Le marquis de Louvois, ministre de Louis XIV, se conduisoit par le même principe. Il ne songeoit qu’à engager Louis XIV dans des guerres continuelles, parce qu’il étoit secrètaire de la guerre, & que c’étoit durant la guerre qu’il avoit plus de crédit. Pendant la minorité du même roi, la duchesse de Longueville souffloit le feu de la guerre civile pour n’être pas obligée de vivre avec son mari que ses galanteries avoient irrité. Le duc de Nemours fomentoit de son côté la guerre civile, afin d’éloigner le prince de Condé de la duchesse de Chatillon dont il étoit épris. Catherine de Medicis excitoit des troubles, des conspirations & même des guerres civiles contre son propre fils Henri III, afin de jouir de quelqu’autorité. Elle ne réussit que trop bien ; elle épuisa ce beau royaume, opprima les sujets, & détruisit la liberté & les loix. Lorsque le calme fut rétabli, elle ne cessa de cabaler jusqu’à ce qu’elle eût fait rompre les derniers arrangemens ; &, graces à ses soins, les françois s’égorgèrent de nouveau ; pour bannir toute vertu de la France, elle encourageoit toute sorte de débauche. Afin de gagner & corrompre les grands par les voluptés les plus criminelles, elle tenoit, selon le langage d’un historien, « sa cour bien fournie de belles dames dressées à cajoler les mécontens & propres à amollir les héros ; ceux qui avoient résisté à d’autres tentations, succombèrent à celle-ci ».

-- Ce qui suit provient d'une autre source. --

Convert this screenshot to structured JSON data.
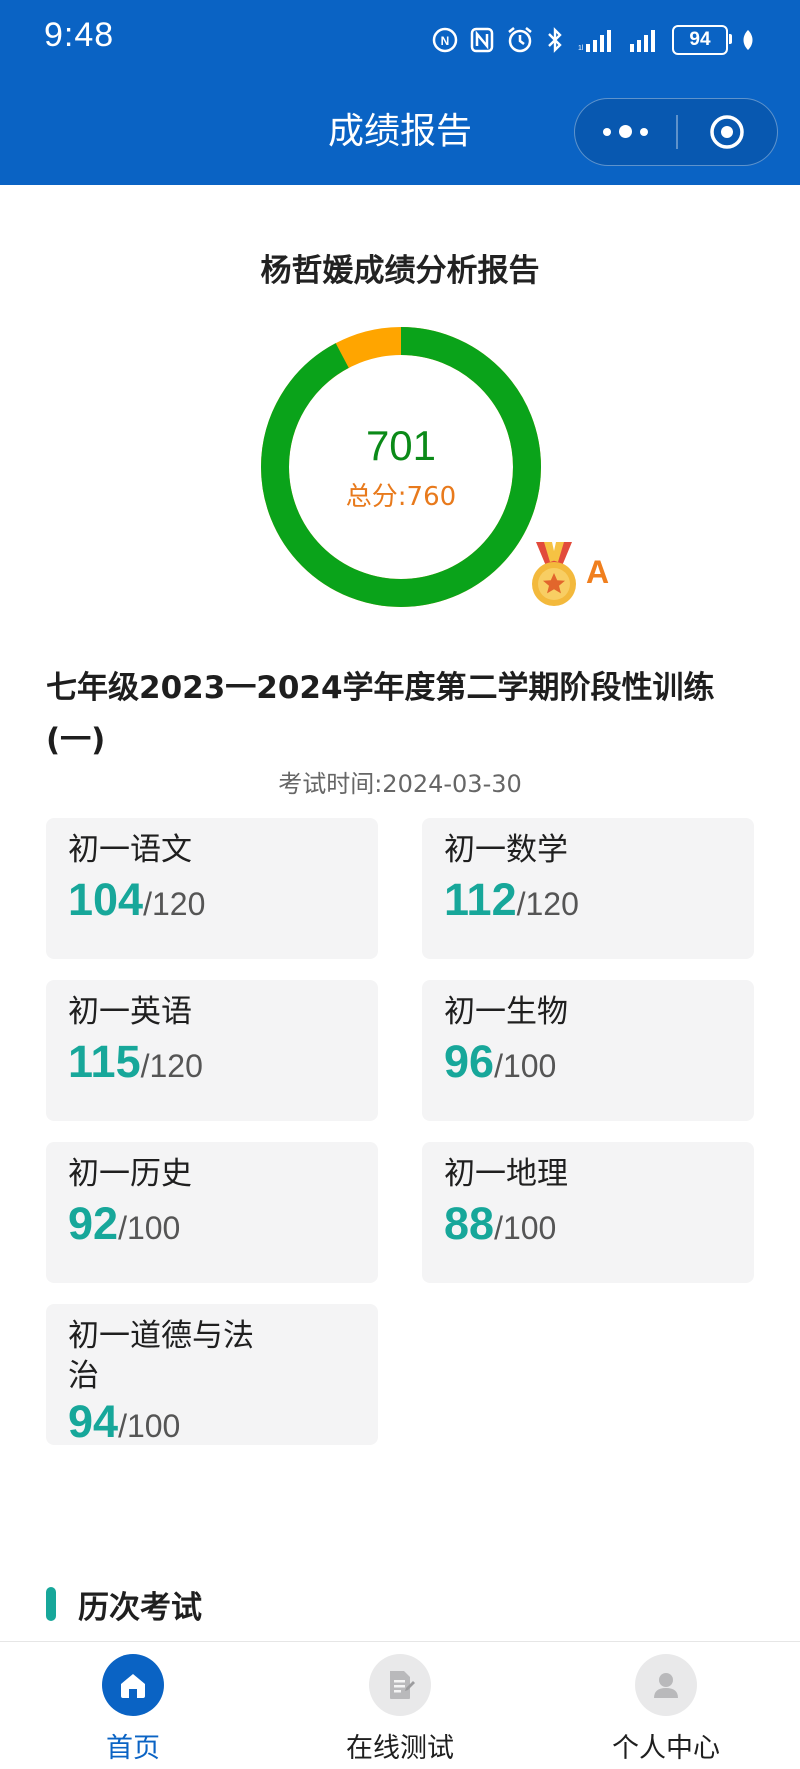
{
  "status_bar": {
    "time": "9:48",
    "battery": "94",
    "icons": [
      "nfc-icon",
      "alarm-icon",
      "bluetooth-icon",
      "signal-icon",
      "signal-icon",
      "battery-icon",
      "leaf-icon"
    ]
  },
  "nav": {
    "title": "成绩报告",
    "more_icon": "more-dots-icon",
    "close_icon": "target-circle-icon"
  },
  "report": {
    "title": "杨哲媛成绩分析报告",
    "score": "701",
    "total_label": "总分:760",
    "score_value": 701,
    "total_value": 760,
    "grade": "A",
    "colors": {
      "gained": "#0aa31a",
      "lost": "#ffa500"
    }
  },
  "exam": {
    "name": "七年级2023一2024学年度第二学期阶段性训练(一)",
    "date_label": "考试时间:",
    "date": "2024-03-30"
  },
  "subjects": [
    {
      "name": "初一语文",
      "score": "104",
      "full": "120"
    },
    {
      "name": "初一数学",
      "score": "112",
      "full": "120"
    },
    {
      "name": "初一英语",
      "score": "115",
      "full": "120"
    },
    {
      "name": "初一生物",
      "score": "96",
      "full": "100"
    },
    {
      "name": "初一历史",
      "score": "92",
      "full": "100"
    },
    {
      "name": "初一地理",
      "score": "88",
      "full": "100"
    },
    {
      "name": "初一道德与法治",
      "score": "94",
      "full": "100"
    }
  ],
  "history": {
    "title": "历次考试"
  },
  "tabbar": {
    "items": [
      {
        "label": "首页",
        "icon": "home-icon",
        "active": true
      },
      {
        "label": "在线测试",
        "icon": "test-paper-icon",
        "active": false
      },
      {
        "label": "个人中心",
        "icon": "user-icon",
        "active": false
      }
    ],
    "active_color": "#0a63c4"
  }
}
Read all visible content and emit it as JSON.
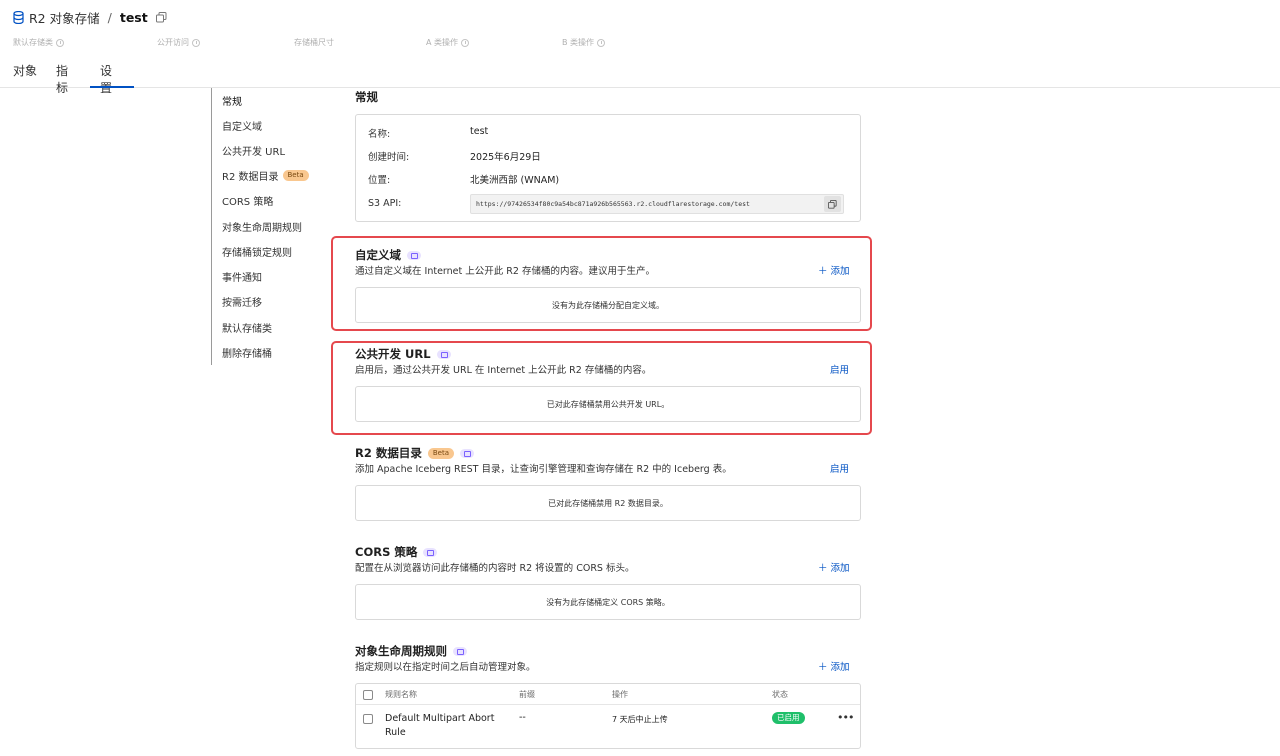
{
  "header": {
    "service": "R2 对象存储",
    "separator": "/",
    "bucket": "test",
    "meta": [
      "默认存储类",
      "公开访问",
      "存储桶尺寸",
      "A 类操作",
      "B 类操作"
    ]
  },
  "tabs": [
    {
      "label": "对象",
      "active": false
    },
    {
      "label": "指标",
      "active": false
    },
    {
      "label": "设置",
      "active": true
    }
  ],
  "sidenav": {
    "items": [
      {
        "label": "常规"
      },
      {
        "label": "自定义域"
      },
      {
        "label": "公共开发 URL"
      },
      {
        "label": "R2 数据目录",
        "badge": "Beta"
      },
      {
        "label": "CORS 策略"
      },
      {
        "label": "对象生命周期规则"
      },
      {
        "label": "存储桶锁定规则"
      },
      {
        "label": "事件通知"
      },
      {
        "label": "按需迁移"
      },
      {
        "label": "默认存储类"
      },
      {
        "label": "删除存储桶"
      }
    ]
  },
  "general": {
    "title": "常规",
    "name_label": "名称:",
    "name_value": "test",
    "created_label": "创建时间:",
    "created_value": "2025年6月29日",
    "location_label": "位置:",
    "location_value": "北美洲西部 (WNAM)",
    "api_label": "S3 API:",
    "api_value": "https://97426534f80c9a54bc871a926b565563.r2.cloudflarestorage.com/test"
  },
  "custom_domain": {
    "title": "自定义域",
    "desc": "通过自定义域在 Internet 上公开此 R2 存储桶的内容。建议用于生产。",
    "action": "＋ 添加",
    "empty": "没有为此存储桶分配自定义域。"
  },
  "public_url": {
    "title": "公共开发 URL",
    "desc": "启用后，通过公共开发 URL 在 Internet 上公开此 R2 存储桶的内容。",
    "action": "启用",
    "empty": "已对此存储桶禁用公共开发 URL。"
  },
  "data_catalog": {
    "title": "R2 数据目录",
    "badge": "Beta",
    "desc": "添加 Apache Iceberg REST 目录，让查询引擎管理和查询存储在 R2 中的 Iceberg 表。",
    "action": "启用",
    "empty": "已对此存储桶禁用 R2 数据目录。"
  },
  "cors": {
    "title": "CORS 策略",
    "desc": "配置在从浏览器访问此存储桶的内容时 R2 将设置的 CORS 标头。",
    "action": "＋ 添加",
    "empty": "没有为此存储桶定义 CORS 策略。"
  },
  "lifecycle": {
    "title": "对象生命周期规则",
    "desc": "指定规则以在指定时间之后自动管理对象。",
    "action": "＋ 添加",
    "columns": [
      "规则名称",
      "前缀",
      "操作",
      "状态"
    ],
    "rows": [
      {
        "name": "Default Multipart Abort Rule",
        "prefix": "--",
        "operation": "7 天后中止上传",
        "status": "已启用"
      }
    ]
  },
  "colors": {
    "accent": "#0051c3",
    "highlight": "#e5484d",
    "status_ok": "#1fbf6a",
    "beta": "#f9c78f"
  }
}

Les favoris de Richard II avoient un tel ascendant sur ce roi d’Angleterre, qu’on disoit d’eux « qu’ils avoient pris le royaume à ferme ». Ils accordoient des patentes, ils faisoient des proclamations, levoient de l’argent, dépouilloient les sujets sans en instruire le prince, ou sans daigner demander une seule fois son consentement. Ils eurent la hardiesse de défendre, par une proclamation publiée dans la ville de Londres, « de rien dire contre eux, sous peine de confiscation de biens ». Ils allèrent plus loin, ils obligèrent ce foible monarque à leur promettre par serment de se gouverner uniquement par leurs conseils, de les soutenir, de les défendre & de vivre & de mourir avec eux ». Ils ne permirent à aucun sujet anglois, pair ou roturier, de donner des avis ou des instructions au roi, de l’aborder même ; si ce n’est en leur présence. Brember, l’un d’entre eux, fit pendre vingt-deux hommes en une seule nuit, sans forme de procès. Il avoit inscrit sur ses tablettes six ou sept mille citoyens qui lui faisoient ombrage, & qu’il vouloit exterminer : il eut la tête tranchée avec le glaive qu’il destinoit à cet affreux massacre. Discours historiques, critiques & politiques de Th. Gordon sur tacite.

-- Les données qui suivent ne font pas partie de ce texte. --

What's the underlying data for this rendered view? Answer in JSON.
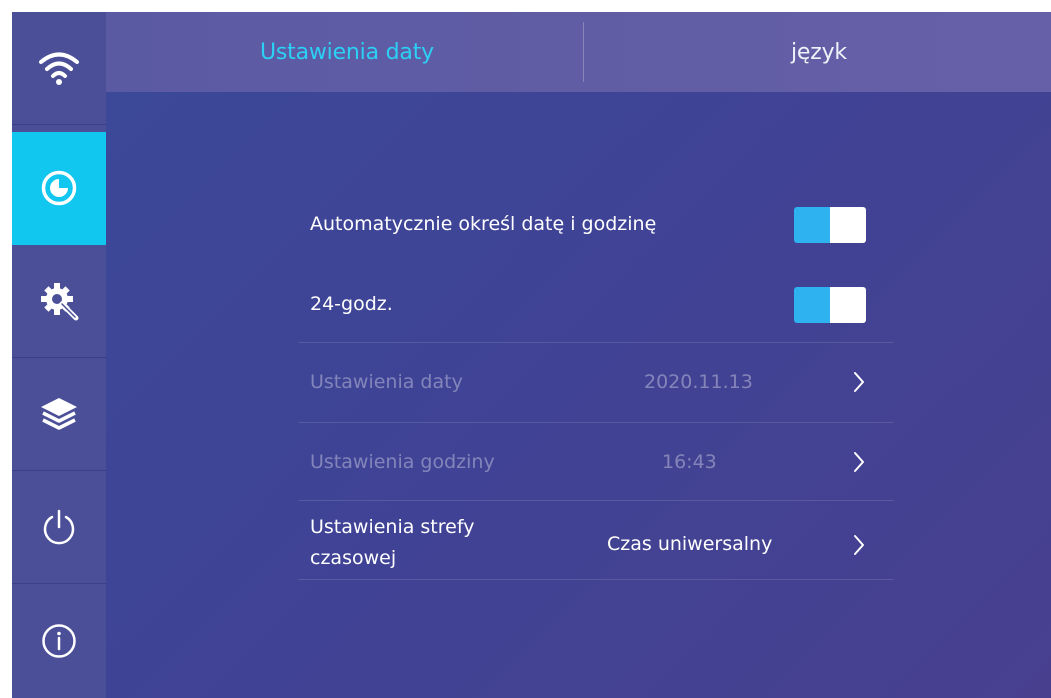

Abus de la liberté dans les gouvernemens démocratiques & aristocratiques. Si les chefs des nations & les favoris des rois sont enclins à abuser de leur pouvoir, les peuples ne le sont pas moins à abuser de leur liberté ; &, s’il est difficile de montrer dans l’histoire une seule monarchie où le prince & ses ministres n’aient pas abusé de l’autorité suprême, on ne cite aucune république où le peuple n’ait pas abusé de sa liberté, où la multitude ignorante n’ait pas souvent pris des résolutions contraires à ses intérêts, décidé de la paix & de la guerre d’une manière directement opposée à la saine politique, aux loix fondamentales de l’état ; disposé des charges & des dignités au gré de ses caprices, plutôt que, selon les maximes de la prudence & de l’équité, porté des loix destructives de sa liberté même, payé d’ingratitude les services des citoyens les plus courageux, les plus zélés, les plus désintéressés. Les décrets de l’ostracisme & du pétalisme ne furent-ils pas souvent des abus de la liberté ? Voyez Ostracisme & Pétalisme. Voyez, dans l’histoire de Gênes & dans celle de Florence, les jalousies & les haines continuelles du peuple & de la noblesse. Chez un peuple libre, les vertus & les talens ne sont pas moins suspects que les richesses & la considération. On prend des précautions odieuses contre le mérite, contre ceux que leur vertu semble porter aux honneurs, contre ceux qui ont rendu des services publics. De là les factions, les cabales, les brigues, les guerres civiles où chacun, avec le mot de liberté dans la bouche, ne cherche qu’à opprimer les autres, & qui ordinairement finissent par la destruction de l’état.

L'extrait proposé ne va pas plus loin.